Monday, August 31, 2009

Think Today

One of the most common mistakes investors make is living in the past. It is essential to think today, not yesterday and not tomorrow. This is not to say we don’t utilize information from yesterday and make forecasts about tomorrow, but more to point to the internal biases we develop and maintain that interfere with rational evaluation of the current situation, e.g. I can’t sell that stock, it’s has too large a gain, it belonged to my father, it was the company that made our fortune, it’s a part of the family, it’s gone down so much surely it will bounce back, it’s blue chip it must be safe, and so on.

In the meltdown of 2008, a host of wealthy investors lost fortunes in bank stocks. Many of them were holding shares that had resulted from mergers which completely changed the operating metrics of the original holding company. The industry had changed, the management had changed, the risk of the business had changed but the names were not changed, just everything relevant to the value of the business. So why did so many people hold onto these time bombs? I suspect it was not because they were “thinking today”.

Issues of leverage and asset concentration were a major contributor to bank stocks demise. The departure from traditional banking practices and entry into derivatives and other extremely complex securities compounded those issues. What people remembered or thought they owned was in fact not at all what they owned—they weren’t thinking today, but thinking yesterday.

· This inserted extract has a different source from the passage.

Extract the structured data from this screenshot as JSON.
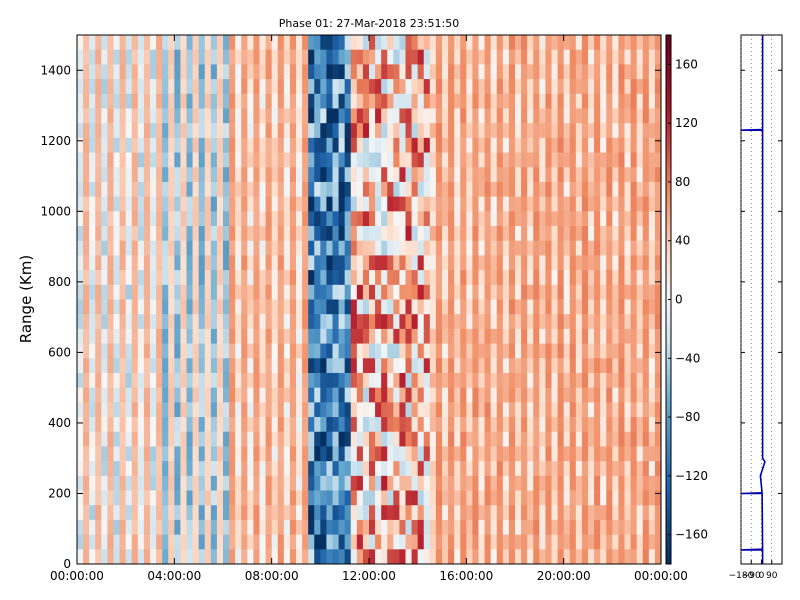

Thinking today does not mean adopting a trading mentality but rather recognizing the moment, the situation you are in, and its context. The people who hold concentrated positions are making a decision of great importance whether or not they choose to think about it today. Holders of concentrated positions are making a probability assessment of market value. They also usually underestimate the consequences of their assessment. In Atlanta I know the failure or near failure of two different companies cost our community well over a billion dollars in market value. The true consequences of the losses are still vastly misunderstood—both by the losers and their observers. Those that do understand are mad as hornets about the recent admissions by Hank Paulsen—but that’s a blog for another day.